Não havia nada em particular que tivesse acontecido antes do crime e que servisse de motivo. O empregado decidiu matá-lo porque a frequência de abusos só aumentava e havia notado que, de maneira geral, ele não prestava. Foi premeditado, intencional, mas não dá para dizer, cá entre nós, que não havia nenhuma razão.

É mais complexo do que aparenta. Ele, talvez, tenha que pagar pelo seu crime. Mas também temos que pensar nele. Quem ele é? Se tem histórico de crimes...

Não, ele não tem ficha criminal. Sempre foi trabalhador, honrado e querido pelos amigos.

Então, a pergunta mais importante: será que ele realmente cometeu um crime hediondo??

Será que foi absolutamente fútil a justificativa para, de maneira definitiva, por um fim no ciclo de destruição daquele monstro?? Já que, sem isso, nada o impediria de continuar??

"Nosso" sistema de justiça parece estar dedicado a proteger mais os "patrões" do que os "empregados", afinal, qualquer tipo de abuso, independente da posição social do autor, já deveria ser enquadrado como crime. Mas não é incomum que empregados, ao denunciarem os seus "patrões" por abusos, percam a causa. A maioria sequer tenta porque o mundo não é deles, apesar de sustentá-lo com o seu suor.

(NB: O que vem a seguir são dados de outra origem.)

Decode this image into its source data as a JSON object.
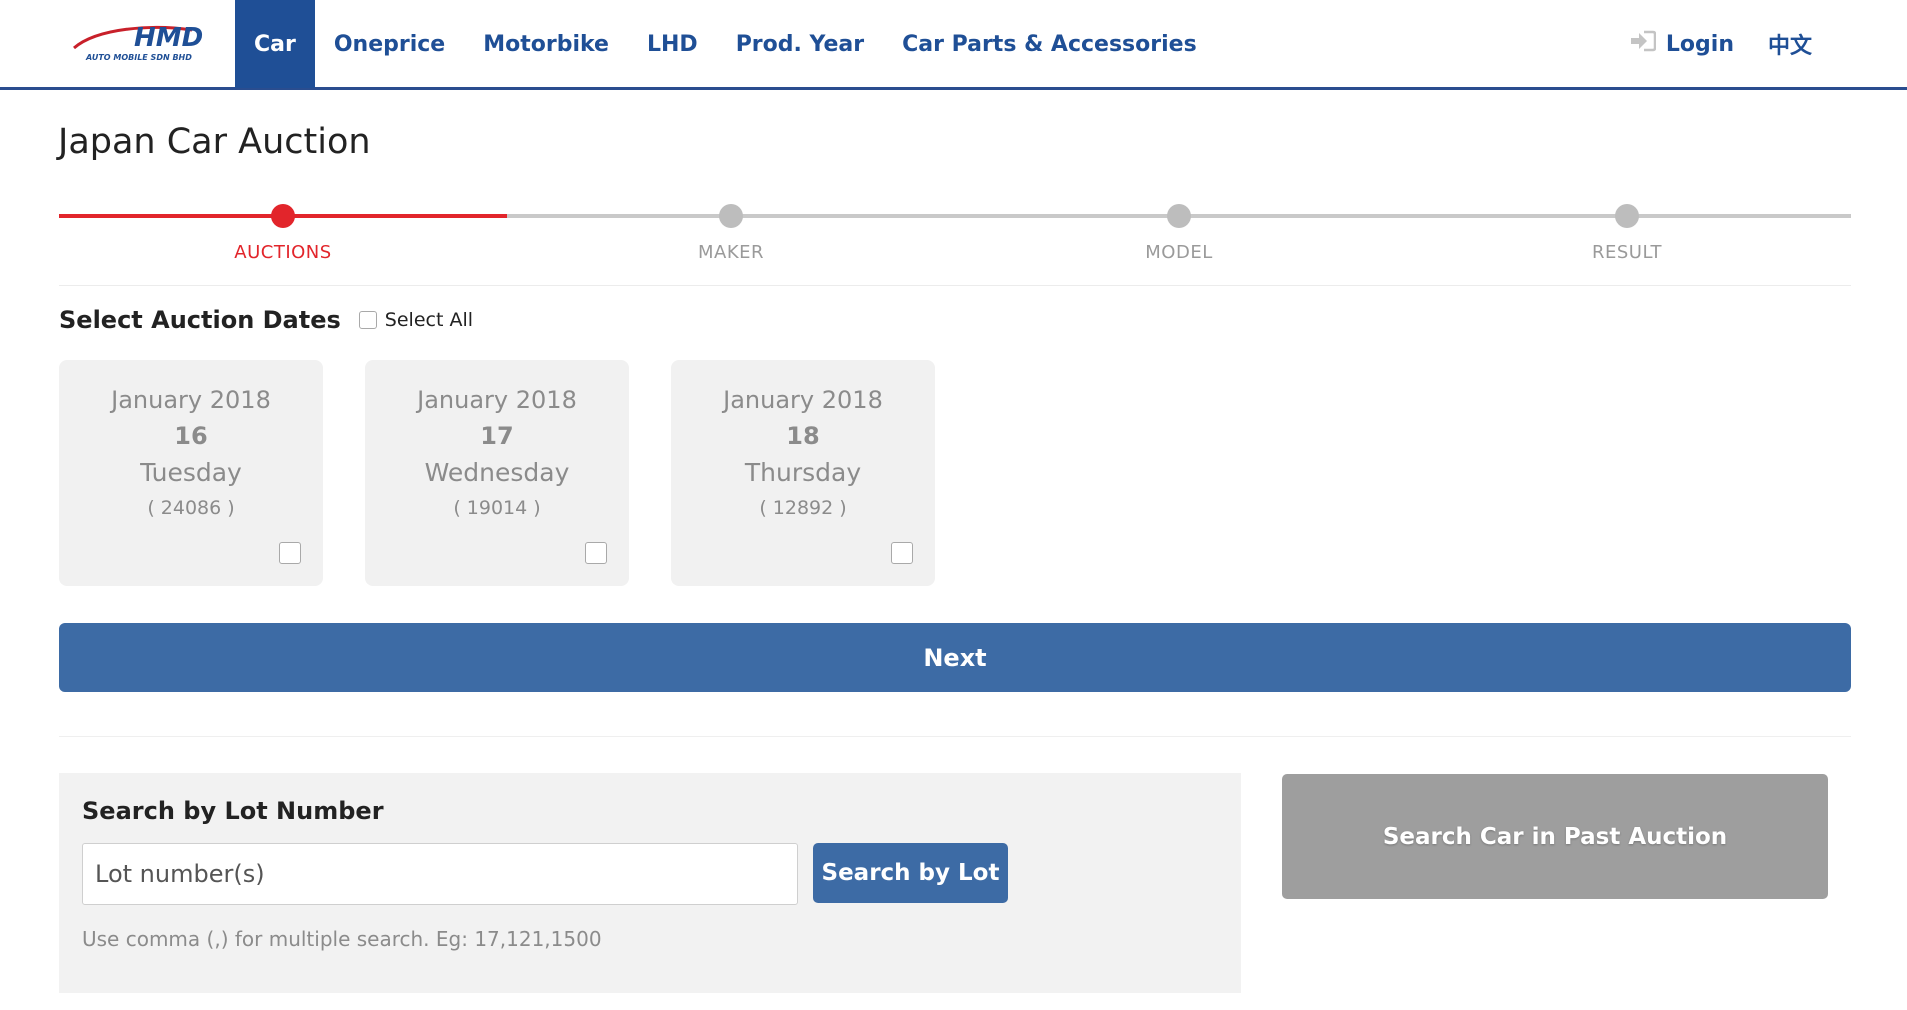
{
  "header": {
    "logo_text": "HMD",
    "logo_subtext": "AUTO MOBILE SDN BHD",
    "nav": [
      {
        "label": "Car",
        "active": true
      },
      {
        "label": "Oneprice",
        "active": false
      },
      {
        "label": "Motorbike",
        "active": false
      },
      {
        "label": "LHD",
        "active": false
      },
      {
        "label": "Prod. Year",
        "active": false
      },
      {
        "label": "Car Parts & Accessories",
        "active": false
      }
    ],
    "login_label": "Login",
    "login_icon": "sign-in-icon",
    "lang_label": "中文"
  },
  "page": {
    "title": "Japan Car Auction"
  },
  "stepper": {
    "active_index": 0,
    "steps": [
      "AUCTIONS",
      "MAKER",
      "MODEL",
      "RESULT"
    ]
  },
  "auction_dates": {
    "title": "Select Auction Dates",
    "select_all_label": "Select All",
    "dates": [
      {
        "month": "January 2018",
        "day": "16",
        "weekday": "Tuesday",
        "count": "( 24086 )"
      },
      {
        "month": "January 2018",
        "day": "17",
        "weekday": "Wednesday",
        "count": "( 19014 )"
      },
      {
        "month": "January 2018",
        "day": "18",
        "weekday": "Thursday",
        "count": "( 12892 )"
      }
    ]
  },
  "next_label": "Next",
  "lot_search": {
    "title": "Search by Lot Number",
    "placeholder": "Lot number(s)",
    "button_label": "Search by Lot",
    "hint": "Use comma (,) for multiple search. Eg: 17,121,1500"
  },
  "past_auction_label": "Search Car in Past Auction",
  "colors": {
    "brand_blue": "#1f4f96",
    "button_blue": "#3d6ba5",
    "active_red": "#e2252b",
    "inactive_gray": "#bdbdbd"
  }
}
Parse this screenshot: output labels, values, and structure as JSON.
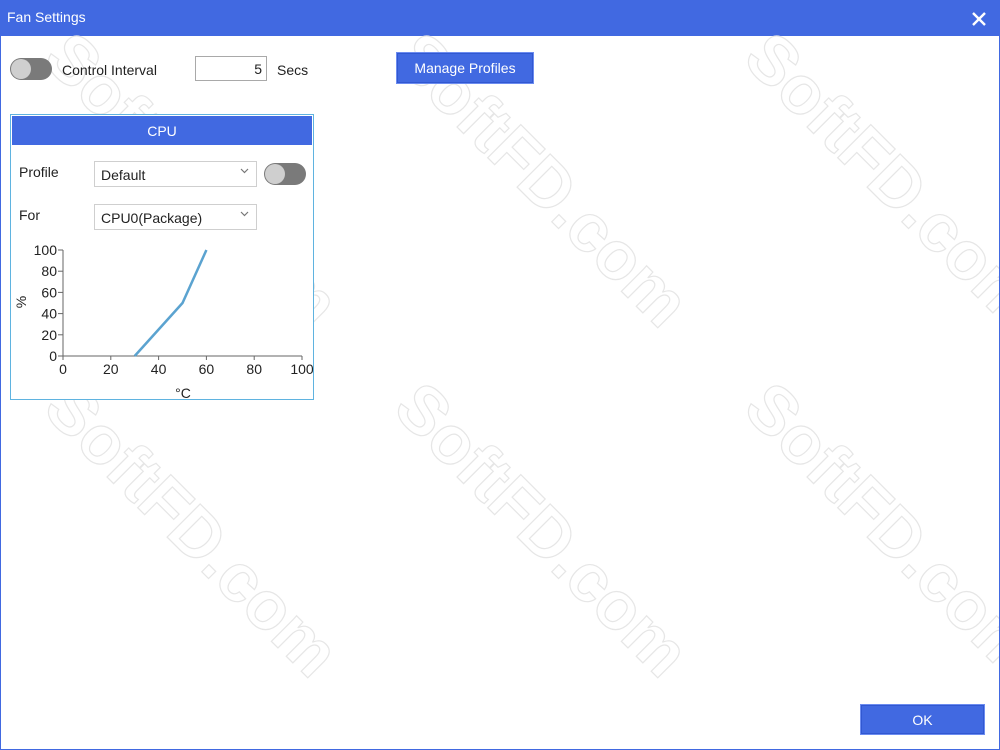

Crime hediondo não deveria partir apenas da natureza ou do grau de barbárie do ato que se comete, mas também do contexto e dos elementos envolvidos. O ideal seria que qualquer abuso de "patrões" com empregados, e também o oposto, fosse punido com rigor proporcional ao seu nível de severidade, assim como qualquer tipo de abuso dentro de qualquer contexto, inclusive o profissional. Mas, em casos como esse, hipotético, não dá para dizer que foi um típico crime hediondo, justamente por causa do contexto e dos elementos envolvidos. Porque o mundo em que vivemos é tão equivocado, e por tanto tempo, que não sei se esse empregado realmente merecia uma punição severa ou se deveria receber uma congratulação por ter livrado a humanidade de um verme, pelo menos.

Volto àquela questão: matar um parasita ou um predador psicopata, que já cometeu muitos atos de crueldade, mas sem ter tido uma razão específica para matá-lo, é crime hediondo???

Claro que, numa sociedade ideal, a "justiça com as próprias mãos" seria sempre combatida, até para que não se transforme em uma "terra sem lei". Mas, se vivemos dentro de um sistema intrinsecamente abusivo, baseado na "lei do mais forte" ...

(Não estou incentivando matar "patrões", pelo menos não agora, rs, já que, como vivemos em sociedades onde prevalece a lei do "mais forte" e, por enquanto, somos o lado mais fraco... cair fora do emprego seria, a priori, um passo potencialmente razoável em casos como o do exemplo).